The U.S. Supreme Court earlier this month instructed Oregon’s supreme court to reconsider the state court’s exercise of jurisdiction over a Taiwanese manufacturer. See China Terminal & Electric Corp. v. Willemsen, No. 10-1262 (U.S.; order issued 10/3/11).
In the short order, the Court granted review, vacated the Oregon opinion denying the manufacturer’s challenge to jurisdiction, and remanded the case for further consideration in light of J. McIntyre Machinery, Ltd. v. Nicastro.
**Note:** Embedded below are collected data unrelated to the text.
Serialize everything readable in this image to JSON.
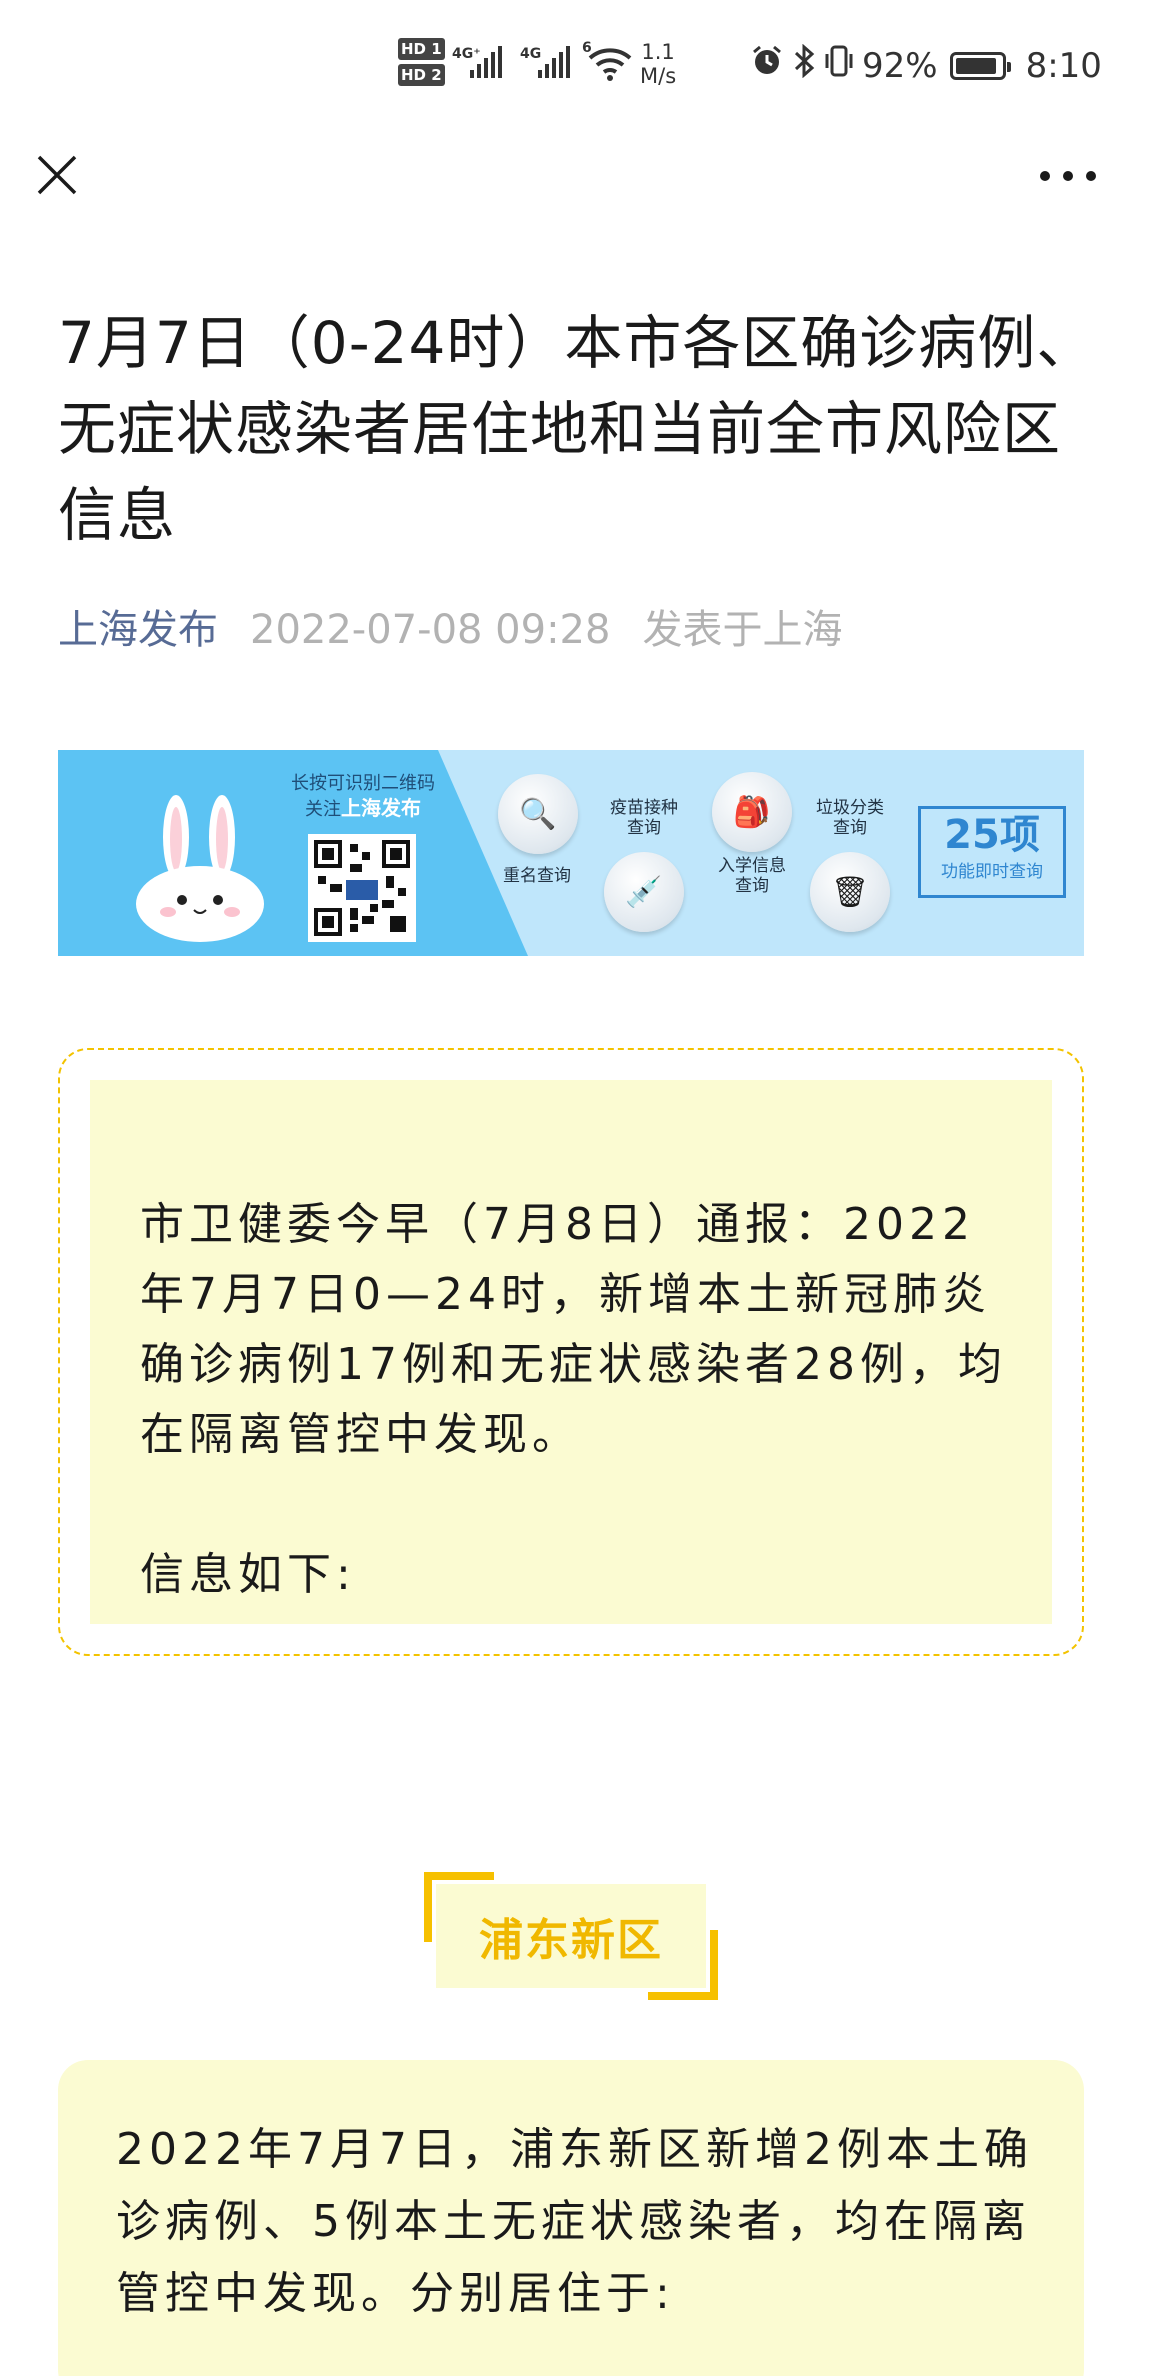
{
  "status_bar": {
    "hd1": "HD 1",
    "hd2": "HD 2",
    "sim1_tag": "4G⁺",
    "sim2_tag": "4G",
    "wifi_tag": "6",
    "speed_value": "1.1",
    "speed_unit": "M/s",
    "battery_percent": "92%",
    "battery_level": 0.92,
    "time": "8:10"
  },
  "nav": {
    "close_icon": "close-icon",
    "more_icon": "more-icon"
  },
  "article": {
    "title": "7月7日（0-24时）本市各区确诊病例、无症状感染者居住地和当前全市风险区信息",
    "author": "上海发布",
    "date": "2022-07-08 09:28",
    "location": "发表于上海"
  },
  "banner": {
    "qr_line1": "长按可识别二维码",
    "qr_line2_prefix": "关注",
    "qr_line2_brand": "上海发布",
    "item1": "重名查询",
    "item2": "疫苗接种查询",
    "item3": "入学信息查询",
    "item4": "垃圾分类查询",
    "count_big": "25项",
    "count_sub": "功能即时查询"
  },
  "notice": {
    "text": "市卫健委今早（7月8日）通报：2022年7月7日0—24时，新增本土新冠肺炎确诊病例17例和无症状感染者28例，均在隔离管控中发现。",
    "sub": "信息如下:"
  },
  "section": {
    "heading": "浦东新区",
    "body": "2022年7月7日，浦东新区新增2例本土确诊病例、5例本土无症状感染者，均在隔离管控中发现。分别居住于:"
  },
  "colors": {
    "author": "#576b95",
    "meta_gray": "#b2b2b2",
    "accent_yellow": "#f6c000",
    "panel_yellow": "#fbfbd2",
    "banner_blue": "#5cc3f3"
  }
}
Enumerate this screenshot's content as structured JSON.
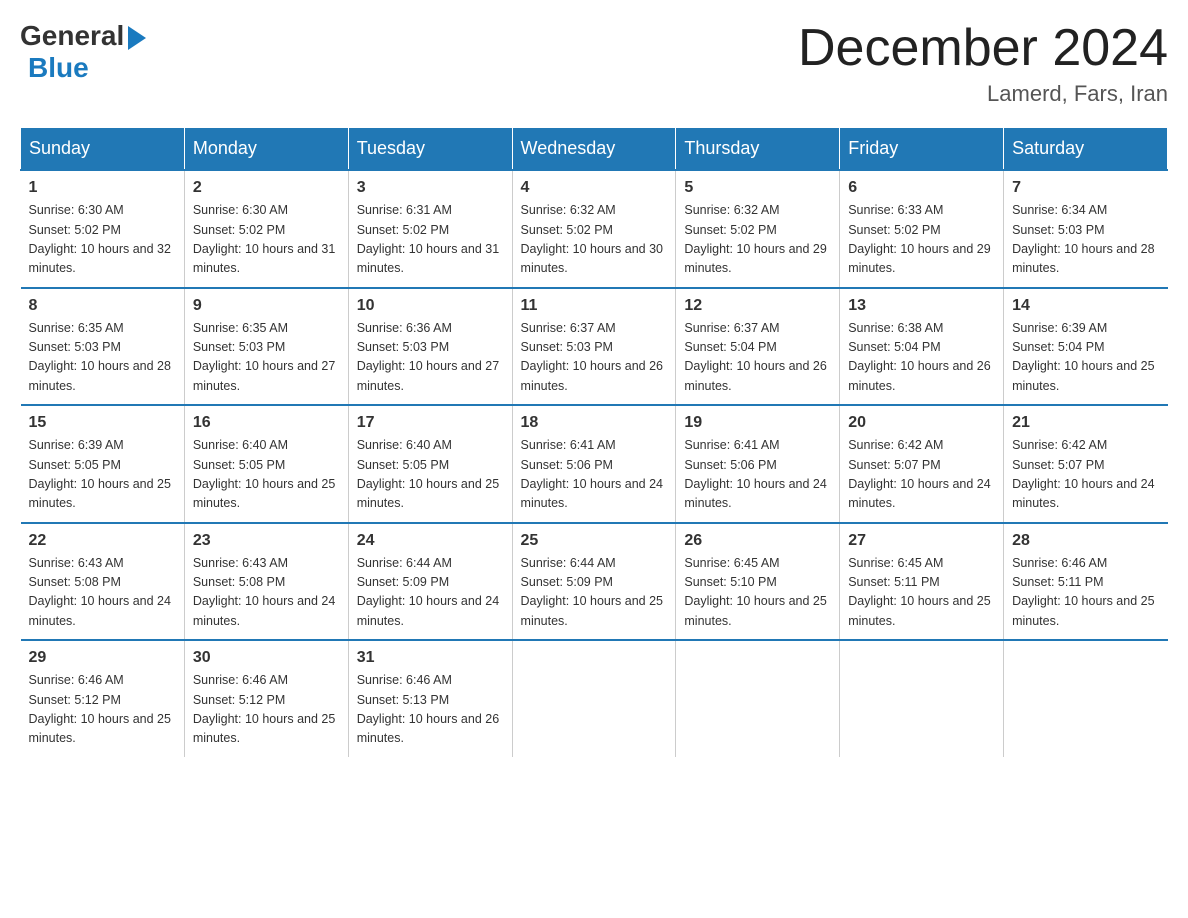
{
  "logo": {
    "general": "General",
    "blue": "Blue"
  },
  "title": "December 2024",
  "location": "Lamerd, Fars, Iran",
  "days_header": [
    "Sunday",
    "Monday",
    "Tuesday",
    "Wednesday",
    "Thursday",
    "Friday",
    "Saturday"
  ],
  "weeks": [
    [
      {
        "day": "1",
        "sunrise": "6:30 AM",
        "sunset": "5:02 PM",
        "daylight": "10 hours and 32 minutes."
      },
      {
        "day": "2",
        "sunrise": "6:30 AM",
        "sunset": "5:02 PM",
        "daylight": "10 hours and 31 minutes."
      },
      {
        "day": "3",
        "sunrise": "6:31 AM",
        "sunset": "5:02 PM",
        "daylight": "10 hours and 31 minutes."
      },
      {
        "day": "4",
        "sunrise": "6:32 AM",
        "sunset": "5:02 PM",
        "daylight": "10 hours and 30 minutes."
      },
      {
        "day": "5",
        "sunrise": "6:32 AM",
        "sunset": "5:02 PM",
        "daylight": "10 hours and 29 minutes."
      },
      {
        "day": "6",
        "sunrise": "6:33 AM",
        "sunset": "5:02 PM",
        "daylight": "10 hours and 29 minutes."
      },
      {
        "day": "7",
        "sunrise": "6:34 AM",
        "sunset": "5:03 PM",
        "daylight": "10 hours and 28 minutes."
      }
    ],
    [
      {
        "day": "8",
        "sunrise": "6:35 AM",
        "sunset": "5:03 PM",
        "daylight": "10 hours and 28 minutes."
      },
      {
        "day": "9",
        "sunrise": "6:35 AM",
        "sunset": "5:03 PM",
        "daylight": "10 hours and 27 minutes."
      },
      {
        "day": "10",
        "sunrise": "6:36 AM",
        "sunset": "5:03 PM",
        "daylight": "10 hours and 27 minutes."
      },
      {
        "day": "11",
        "sunrise": "6:37 AM",
        "sunset": "5:03 PM",
        "daylight": "10 hours and 26 minutes."
      },
      {
        "day": "12",
        "sunrise": "6:37 AM",
        "sunset": "5:04 PM",
        "daylight": "10 hours and 26 minutes."
      },
      {
        "day": "13",
        "sunrise": "6:38 AM",
        "sunset": "5:04 PM",
        "daylight": "10 hours and 26 minutes."
      },
      {
        "day": "14",
        "sunrise": "6:39 AM",
        "sunset": "5:04 PM",
        "daylight": "10 hours and 25 minutes."
      }
    ],
    [
      {
        "day": "15",
        "sunrise": "6:39 AM",
        "sunset": "5:05 PM",
        "daylight": "10 hours and 25 minutes."
      },
      {
        "day": "16",
        "sunrise": "6:40 AM",
        "sunset": "5:05 PM",
        "daylight": "10 hours and 25 minutes."
      },
      {
        "day": "17",
        "sunrise": "6:40 AM",
        "sunset": "5:05 PM",
        "daylight": "10 hours and 25 minutes."
      },
      {
        "day": "18",
        "sunrise": "6:41 AM",
        "sunset": "5:06 PM",
        "daylight": "10 hours and 24 minutes."
      },
      {
        "day": "19",
        "sunrise": "6:41 AM",
        "sunset": "5:06 PM",
        "daylight": "10 hours and 24 minutes."
      },
      {
        "day": "20",
        "sunrise": "6:42 AM",
        "sunset": "5:07 PM",
        "daylight": "10 hours and 24 minutes."
      },
      {
        "day": "21",
        "sunrise": "6:42 AM",
        "sunset": "5:07 PM",
        "daylight": "10 hours and 24 minutes."
      }
    ],
    [
      {
        "day": "22",
        "sunrise": "6:43 AM",
        "sunset": "5:08 PM",
        "daylight": "10 hours and 24 minutes."
      },
      {
        "day": "23",
        "sunrise": "6:43 AM",
        "sunset": "5:08 PM",
        "daylight": "10 hours and 24 minutes."
      },
      {
        "day": "24",
        "sunrise": "6:44 AM",
        "sunset": "5:09 PM",
        "daylight": "10 hours and 24 minutes."
      },
      {
        "day": "25",
        "sunrise": "6:44 AM",
        "sunset": "5:09 PM",
        "daylight": "10 hours and 25 minutes."
      },
      {
        "day": "26",
        "sunrise": "6:45 AM",
        "sunset": "5:10 PM",
        "daylight": "10 hours and 25 minutes."
      },
      {
        "day": "27",
        "sunrise": "6:45 AM",
        "sunset": "5:11 PM",
        "daylight": "10 hours and 25 minutes."
      },
      {
        "day": "28",
        "sunrise": "6:46 AM",
        "sunset": "5:11 PM",
        "daylight": "10 hours and 25 minutes."
      }
    ],
    [
      {
        "day": "29",
        "sunrise": "6:46 AM",
        "sunset": "5:12 PM",
        "daylight": "10 hours and 25 minutes."
      },
      {
        "day": "30",
        "sunrise": "6:46 AM",
        "sunset": "5:12 PM",
        "daylight": "10 hours and 25 minutes."
      },
      {
        "day": "31",
        "sunrise": "6:46 AM",
        "sunset": "5:13 PM",
        "daylight": "10 hours and 26 minutes."
      },
      null,
      null,
      null,
      null
    ]
  ]
}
Readers may recall from our earlier posts that Nicastro resulted in a plurality opinion which tracked Justice O’Connor’s plurality opinion in Asahi Metal Industry Co. v. Superior Court of California, 480 U.S. 102 (1987), and two other concurring in the notion that the foreign product manufacturer lacked sufficient minimum contacts to allow a New Jersey court to exercise jurisdiction over it, but concluding that because this case did not present the new and special issues arising from recent changes in commerce and communication, it was unnecessary to get into full analysis of the steam of commerce issue as it might be applied to 21st century marketing. Rather, the outcome of the case could be determined by the Court’s existing precedents, which have held that a single isolated sale, even if accompanied by the kind of sales effort indicated in the record in the case, is not sufficient.
The Oregon case arise from a fire allegedly caused by a battery charger manufactured by CTE, a Taiwanese company; the battery charger was incorporated into a motorized wheelchair. Plaintiffs allege that the fire began in the chair, bacuase of a defect in the charger. CTE sought dismissal on the grounds the state court lacked personal jurisdiction. The trial court denied the motion, and the Oregon Supreme Court denied defendant’s petition for a writ of mandamus on the issue.
On remand, it will be interesting to see what the state court does, given what many observers see as their recent resistant approach on directions from the high Court on remands.